Quinze agriculteurs venus à Paris en voiture et portant le bonnet jaune de la Coordination rurale ont été verbalisés, lundi soir. Patrick Legras, porte-parole de la coordination rurale, ne décolère pas : “On touche le fonds avec ce gouvernement, quand on voit qu’un agriculteur qui est à Paris par solidarité, pour vivre de son revenu, sans rien faire, rien qu’en se baladant, sans rien dégrader, il se prend une amende de 135 euros. “
200 agriculteurs s’étaient regroupés à Orveau (Essonne) pour rejoindre ensuite la capitale française, mais les forces de l’ordre les ont bloqué. Il n’est pas question d’abandonner le mouvement, la mobilisation, insiste le porte-parole de la Coordination rurale tout en clamant : “On ne lâchera pas.”
Et comme prouver que le mouvement continue, la Coordination rurale des Hautes-Alpes a mené, ce mardi, une action coup de poing en déversant des produits avariés devant les services de l'Etat à Gap. De cette transhumance stoppée aux portes de Paris, les agriculteurs sortent amers et en colère. Certains estiment avoir été traités comme des délinquants.
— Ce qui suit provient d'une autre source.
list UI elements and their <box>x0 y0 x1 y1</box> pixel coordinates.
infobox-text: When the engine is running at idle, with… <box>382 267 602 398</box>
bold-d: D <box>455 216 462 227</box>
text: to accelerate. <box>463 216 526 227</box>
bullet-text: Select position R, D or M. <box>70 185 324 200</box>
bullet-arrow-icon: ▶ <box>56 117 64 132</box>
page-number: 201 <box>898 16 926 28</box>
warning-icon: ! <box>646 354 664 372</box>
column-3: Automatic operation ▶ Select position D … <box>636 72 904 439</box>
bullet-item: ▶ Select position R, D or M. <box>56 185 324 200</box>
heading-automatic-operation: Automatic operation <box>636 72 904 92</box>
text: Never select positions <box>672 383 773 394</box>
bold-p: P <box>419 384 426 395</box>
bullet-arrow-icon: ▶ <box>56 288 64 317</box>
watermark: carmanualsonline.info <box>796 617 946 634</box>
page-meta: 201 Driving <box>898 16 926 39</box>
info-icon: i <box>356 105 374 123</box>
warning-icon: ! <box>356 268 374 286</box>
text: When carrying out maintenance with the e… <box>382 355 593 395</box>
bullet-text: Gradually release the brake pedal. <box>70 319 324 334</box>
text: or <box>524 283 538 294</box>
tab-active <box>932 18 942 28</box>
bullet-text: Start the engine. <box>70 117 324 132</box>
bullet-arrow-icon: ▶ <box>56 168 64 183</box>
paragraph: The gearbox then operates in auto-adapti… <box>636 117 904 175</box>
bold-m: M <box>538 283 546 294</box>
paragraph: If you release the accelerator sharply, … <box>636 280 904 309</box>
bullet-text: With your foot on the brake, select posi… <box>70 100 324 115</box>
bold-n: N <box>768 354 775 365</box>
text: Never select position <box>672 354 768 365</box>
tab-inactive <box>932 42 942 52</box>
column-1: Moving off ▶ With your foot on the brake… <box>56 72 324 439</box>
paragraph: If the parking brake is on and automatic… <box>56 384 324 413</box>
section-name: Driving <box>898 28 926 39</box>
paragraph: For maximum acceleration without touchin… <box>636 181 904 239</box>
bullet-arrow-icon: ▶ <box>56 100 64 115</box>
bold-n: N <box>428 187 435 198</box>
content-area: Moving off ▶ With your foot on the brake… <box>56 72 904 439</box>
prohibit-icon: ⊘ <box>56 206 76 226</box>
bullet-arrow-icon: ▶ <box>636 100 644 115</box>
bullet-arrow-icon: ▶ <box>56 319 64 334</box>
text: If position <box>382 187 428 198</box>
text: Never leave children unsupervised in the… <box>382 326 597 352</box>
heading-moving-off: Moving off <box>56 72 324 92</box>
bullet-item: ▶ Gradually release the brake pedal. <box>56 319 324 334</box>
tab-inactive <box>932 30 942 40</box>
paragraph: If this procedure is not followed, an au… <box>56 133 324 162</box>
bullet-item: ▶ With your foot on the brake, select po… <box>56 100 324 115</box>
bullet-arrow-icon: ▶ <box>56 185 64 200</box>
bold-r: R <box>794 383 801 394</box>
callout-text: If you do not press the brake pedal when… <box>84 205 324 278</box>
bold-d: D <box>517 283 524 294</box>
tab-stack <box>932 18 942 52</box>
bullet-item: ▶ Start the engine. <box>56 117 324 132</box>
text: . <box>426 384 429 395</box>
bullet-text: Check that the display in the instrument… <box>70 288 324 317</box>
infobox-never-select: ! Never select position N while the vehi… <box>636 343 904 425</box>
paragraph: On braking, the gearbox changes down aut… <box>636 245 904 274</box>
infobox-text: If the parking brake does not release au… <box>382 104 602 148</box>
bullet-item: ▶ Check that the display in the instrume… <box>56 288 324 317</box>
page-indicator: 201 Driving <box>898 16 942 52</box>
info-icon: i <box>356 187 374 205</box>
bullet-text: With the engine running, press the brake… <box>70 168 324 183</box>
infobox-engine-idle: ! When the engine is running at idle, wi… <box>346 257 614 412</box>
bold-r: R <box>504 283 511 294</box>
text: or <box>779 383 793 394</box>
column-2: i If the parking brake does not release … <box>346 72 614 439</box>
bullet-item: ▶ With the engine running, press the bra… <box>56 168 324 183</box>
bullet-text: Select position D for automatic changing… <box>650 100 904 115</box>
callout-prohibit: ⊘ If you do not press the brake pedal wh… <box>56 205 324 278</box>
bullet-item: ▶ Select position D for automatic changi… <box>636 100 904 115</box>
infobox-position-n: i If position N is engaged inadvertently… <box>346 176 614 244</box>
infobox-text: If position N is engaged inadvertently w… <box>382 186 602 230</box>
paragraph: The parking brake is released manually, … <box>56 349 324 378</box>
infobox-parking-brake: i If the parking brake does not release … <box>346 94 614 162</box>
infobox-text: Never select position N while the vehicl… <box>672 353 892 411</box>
Le Premier ministre propose un rendez-vous le 13 janvier prochain, mais Patrick Legras lui répond : “ On veut des décisions, on ne veut pas de rendez-vous, on a eu des dizaines de rendez-vous. On veut des signatures, des engagements”. Le gouvernement a, d’ores et déjà, annoncé qu’il reprend les mesures négociées par le précédent gouvernement : allègements fiscaux, abandon du relèvement de la fiscalité sur le gazole non routier et allègements de charges sont également inscrits dans le projet de loi de financement de la Sécurité sociale, principalement pour l’emploi de saisonniers.
La Coordination rurale veut plus, elle souhaite un changement de philosophie agricole. Elle demande la défense d’une “exception agriculturelle” française, qui maintient les petits exploitants qui ne peuvent se lancer dans la course à la production industrielle destinée aux marchés mondiaux.
“ Ça fait un an qu’on attend”
La Coordination rurale est donc logiquement contre le Mercosur, ce contrat de libre-échange signé avec cinq grands pays d’Amérique du Sud, tout comme la Confédération paysanne. Le principal syndicat agricole, la FNSEA (Fédération nationale des syndicats d’exploitants agricoles) demande uniquement des aménagements de l’accord.
”La messe n’est pas dite”, a essayé de rassurer Emmanuel Macron lundi devant la réunion de rentrée des ambassadeurs.
La France, en effet, le juge "inacceptable" et estime que les agriculteurs du Mercosur doivent respecter les normes environnementales et sanitaires en vigueur dans l'UE, pour éviter une concurrence déloyale.
Patrick Legras ne se fait pourtant pas d’illusions. La France, seule, ne peut stopper la ratification de cet accord, dit-il. Il rappelle que les clauses-miroirs (clauses qui imposent les mêmes règles de production aux pays exportateurs vers l’UE), censées protéger les producteurs européens ne sont pas très efficaces. Les contrôles des biens importés ne sont pas systématiques.
Ensuite, il attire l’attention sur le fait que même non ratifié un accord de libre-échange peut commencer à être mis en œuvre une fois signé, comme ce fut le cas avec le fameux CETA (Comprehensive Economic and Trade Agreement), l’accord signé avec le Canada.
“Ça fait un an qu’on attend, si le gouvernement actuel met trop de temps, pour nous, ce sera trop tard ; après on retourne dans les champs.” Patrick Legras n’oublie pas que certaines exploitations ont besoin de ces aides négociées avec le gouvernement Barnier, aides qui n’ont jamais été actées.
La Coordination rurale craint une nouvelle “guerre de censure” qui laisserait encore une fois les agriculteurs sans solution ou mesure d’urgence.
Et surtout, le syndicaliste insiste bien sur un point : “On ne veut pas des prêts sans intérêt, on veut des prix corrects. Cette volonté d’avoir des prix de plus en plus bas, ça fait mal à tout le monde”.
La campagne pour les prochaines élections des membres des Chambres d’agriculture commence aujourd’hui. Les agriculteurs vont élire leurs représentants du 15 au 31 janvier. Patrick Legras est confiant sur le fait que le monopole de la FNSEA va s’effriter.
La Coordination rurale souhaite que les lois européennes soient leur seul cadre législatif : “On a des députés qui nous mettent des lois plus exigeantes, nos gouvernements vont trop loin. On dit non“.